In these questions, there are two main entities at play, the object and the inspector. A third component is the setting in which the inspection takes place. The initial questions guide close scrutiny of the object. Try to answer them through inspection only. Resist the temptation to quickly identify and categorize the object, and to make assumptions about its purpose or meaning. As you make inferences about the object, consider the kinds of cultural knowledge that you base them on. As the questions begin to address the object in larger contexts, answering them will most likely require other modes of inquiry alongside inspection.
1. What are the object’s sensory properties?
- Sight: Line and shape (two-dimensional), form (three-dimensional), color (hue, light, dark), texture (reflective, matte)
- Touch: Form and shape (round, angular), texture (smooth, rough), temperature (cold, warm), density (hard, soft)
- Sound: Consider what sounds the object makes when manipulated
2. What are the object’s physical properties?
- Materials (wood, stone, plastic; note that identifying materials may not be possible through inspection alone)
- Size (length, width, depth, volume)
- Number of parts and how they are organized (symmetrical, asymmetrical, distinct, merged)
- Inscriptions (printed, stamped, engraved)
3. Does the object appear to be human made?
- If it is human made, does it show evidence of natural processes? (oxidation, decay)
- If not human made, does it show evidence of human intervention? (modification, wear)
4. How does the object interact with human bodies?
- Other species?
5. How is the object oriented?
- Does it have a presumed front, back, bottom, or top?
- Does it have open and closed parts? If, for example, it appears to have a “handle” or a “lid,” how do you know?
6. What is the object’s purpose?
7. Does the object prompt some kind of action or performance?
8. What is your emotional response to the object?
- What might it evoke for others?
9. How was the object produced?
- Social structures
10. Who made the object, and under what circumstances?
- Was it made by one or more individuals?

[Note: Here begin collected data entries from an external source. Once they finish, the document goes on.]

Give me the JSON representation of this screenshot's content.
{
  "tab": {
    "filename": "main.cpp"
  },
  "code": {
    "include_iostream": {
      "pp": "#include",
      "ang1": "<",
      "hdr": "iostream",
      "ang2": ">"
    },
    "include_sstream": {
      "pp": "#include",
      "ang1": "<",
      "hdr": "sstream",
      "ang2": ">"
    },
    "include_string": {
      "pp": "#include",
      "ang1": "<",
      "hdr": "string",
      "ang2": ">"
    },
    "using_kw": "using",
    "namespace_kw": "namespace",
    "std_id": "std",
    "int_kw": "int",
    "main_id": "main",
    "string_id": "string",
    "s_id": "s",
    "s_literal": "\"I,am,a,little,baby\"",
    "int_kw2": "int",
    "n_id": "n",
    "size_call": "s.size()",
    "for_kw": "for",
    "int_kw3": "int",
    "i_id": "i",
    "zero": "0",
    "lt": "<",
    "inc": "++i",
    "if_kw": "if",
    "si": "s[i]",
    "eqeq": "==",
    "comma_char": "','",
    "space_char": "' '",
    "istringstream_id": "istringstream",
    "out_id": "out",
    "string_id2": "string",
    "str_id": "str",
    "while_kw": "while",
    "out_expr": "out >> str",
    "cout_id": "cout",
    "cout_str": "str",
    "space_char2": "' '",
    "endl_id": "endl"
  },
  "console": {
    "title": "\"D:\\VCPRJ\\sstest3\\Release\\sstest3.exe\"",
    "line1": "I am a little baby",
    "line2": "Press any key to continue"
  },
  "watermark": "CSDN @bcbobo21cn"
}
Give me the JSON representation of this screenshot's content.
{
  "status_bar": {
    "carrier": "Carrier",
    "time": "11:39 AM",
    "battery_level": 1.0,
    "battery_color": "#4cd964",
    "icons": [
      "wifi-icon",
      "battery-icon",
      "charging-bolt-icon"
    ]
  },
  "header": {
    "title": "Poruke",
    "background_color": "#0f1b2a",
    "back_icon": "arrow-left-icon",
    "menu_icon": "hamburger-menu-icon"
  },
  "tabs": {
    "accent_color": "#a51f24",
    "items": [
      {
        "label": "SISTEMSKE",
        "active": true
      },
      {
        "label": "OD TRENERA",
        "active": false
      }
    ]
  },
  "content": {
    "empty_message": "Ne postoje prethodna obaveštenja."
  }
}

- Was the maker also the designer?
- When was it made?
- Where was it made?
11. What is the object’s history?
- Who owned and/or used it?
12. Is the object part of a group of objects? If so, how?
- Is it part of a genre? If so, what features does it share with other objects of its genre?
- What is its spatial relationship to other objects?
- Does it have a metaphorical relationship to other objects? If so, how?
- Is it part of a collection, whether personal or institutional?
13. How does, or did, possession of the object relate to individual and/or group identity (e.g., class, race, ethnicity, gender, sexuality, nation, religion)?
14. Does the object relate to a set (or sets) of beliefs (e.g., spiritual, ideological)? If so, how?
15. Is the object part of a system (or systems) of exchange (e.g., commodity, gift)? If so, how?
16. What is its value (e.g., economic, cultural) and how might you locate it within systems of value?
17. Does the object reflect and/or structure human agency? If so, how?
18. What is the object’s contemporary context and relevance?
19. What is special or distinctive about the object?
20. How would you interpret it to others?